Ulises Castillo
CEO
Scitum
/
View from the Top

Cybersecurity at the Forefront of Risk Management

Wed, 02/24/2016 - 15:28

Q: What is the role IT security plays within all the structural changes taking place in Mexico?

A: Over the past three years, the world has seen a wave of cyber criminals, mainly hackers, rogue employees, former employees, competitors, and even nations and organized crime groups trying to penetrate digital infrastructure. Whether it is private or public organizations is irrelevant; illintended actors are trying to penetrate systems. In Mexico there is a pool of different players from the government and all other sectors who are quite unaware of the new cyber risks. For example, ransomware is a type of malware that infects PCs and servers with a virus or Trojan, encrypting all the information. The hijacker then captures the information held on the hard drive and holds it for ransom. This started happening on a wider scale about three years ago, but in Mexico it began recently and has now become an epidemic affecting large organizations. The typical control for protecting networks used to be technologies like firewalls or intrusion prevention systems, and although those tools remain necessary, they are no longer enough. The landscape has changed significantly in terms of new attacks and new attackers, so awareness needs to be raised. Investments in technology and also in trained professionals need to be prioritized to face the new threats.

Q: What is the relevance of companies focused on cybersecurity in the energy industry, such as Scitum?

A: Companies like energy producers use SCADA and industrial control systems (ICSs), which entail new kinds of exposure. I talk about new risks because in the past, SCADA and ICSs were independent, autonomous, and isolated, but now they are part of an IP network. In many cases, clients are not aware of their accessibility, that is, the ability of anyone in the Internet to compromise their systems. Now we also have a new set of risks in the Internet of Things (IoT). Many new technologies being implemented in the network, such as smart meters or systems to economize a car’s fuel use constitute software, and the people who developed them are not entirely aware of the possible dangers. Companies like Microsoft or Oracle are highly aware of the risks and avoid vulnerability in their codes, but developers for smart technologies unassumingly launch products and features to fulfill the market’s expectations.

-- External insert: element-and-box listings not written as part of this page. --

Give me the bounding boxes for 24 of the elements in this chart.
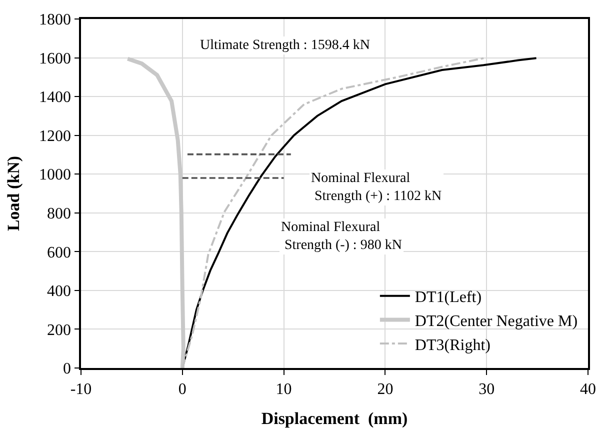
legend-label: DT1(Left) bbox=[414, 289, 482, 306]
y-tick-label: 1600 bbox=[39, 50, 72, 68]
x-tick-label: -10 bbox=[70, 380, 92, 398]
x-tick-label: 30 bbox=[478, 380, 495, 398]
y-tick-label: 400 bbox=[47, 283, 72, 300]
annotation: Nominal Flexural Strength (+) : 1102 kN bbox=[311, 171, 442, 204]
annotation: Nominal Flexural Strength (-) : 980 kN bbox=[281, 220, 402, 254]
y-axis-title: Load (kN) bbox=[4, 156, 24, 232]
x-tick-label: 0 bbox=[178, 380, 186, 398]
y-tick-label: 1800 bbox=[39, 12, 72, 29]
y-tick-label: 1200 bbox=[39, 128, 72, 145]
y-tick-label: 1400 bbox=[39, 89, 72, 106]
x-tick-label: 10 bbox=[276, 380, 292, 398]
y-tick-label: 0 bbox=[63, 360, 72, 378]
legend-label: DT2(Center Negative M) bbox=[414, 312, 578, 330]
x-tick-label: 20 bbox=[377, 380, 394, 398]
x-axis-title: Displacement (mm) bbox=[261, 408, 408, 428]
x-tick-label: 40 bbox=[580, 380, 596, 398]
y-tick-label: 1000 bbox=[39, 166, 72, 184]
annotation: Ultimate Strength : 1598.4 kN bbox=[200, 38, 370, 53]
legend-label: DT3(Right) bbox=[414, 336, 490, 354]
y-tick-label: 800 bbox=[47, 205, 72, 222]
y-tick-label: 200 bbox=[47, 322, 72, 339]
y-tick-label: 600 bbox=[47, 244, 72, 262]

The IoT implies a new world of vulnerabilities waiting to be exploited, even with basic attacks in some instances that do not work on classic IT infrastructure.

Q: What innovative technology have you developed to combat cyber-attacks?

A: Cybersecurity agents all over the world are expecting bad news regarding the IoT in terms of security bridges. The world needs to become aware of the new risks, mainly the developers of new smart technologies, which are not being designed with security in mind. One of our new goals is to target the new security issues, with a new set of products and services to protect the SCADA systems, ICSs, and the IoT infrastructure. It is important for us to gain more knowledge about the people or entities that pose a threat, their current operations, how they organize themselves, and which attack vectors they are using. For this purpose, we opened the cyber intelligence services division. Our cyber intelligent services division consists of gathering information from social media and the Dark Web, for which we use avatars to infiltrate the system while adhering to legal guidelines. A key component is open channels to share the gathered information with the customers and the law enforcement agencies with which we work.

Q: What are the characteristics of the Cybersecurity Center that was recently launched in Latin America?

A: This is the first cybersecurity and cyber intelligence center in Latin America. Normal IT security, like managing firewalls or content filtering solutions, is performed from our security operations center. However, we have a different approach for Advanced Persistent Threats (APTs). Usually, there is a powerful actor behind an APT, such as a criminal organization or even a government, as an APT needs to go undetected by normal IT security measures. The Cybersecurity Center has considerable knowledge of APTs, and we have an advanced malware lab that provides in-depth analysis of any potential discrepancies in the customer’s systems. When necessary, we share information with other labs, and we are finalizing strategic alliances with CISCO and HP; we have already negotiated with Microsoft. In Mexico we have alliances with the Scientific Police and with UNAM, all of which are sharing information as a community.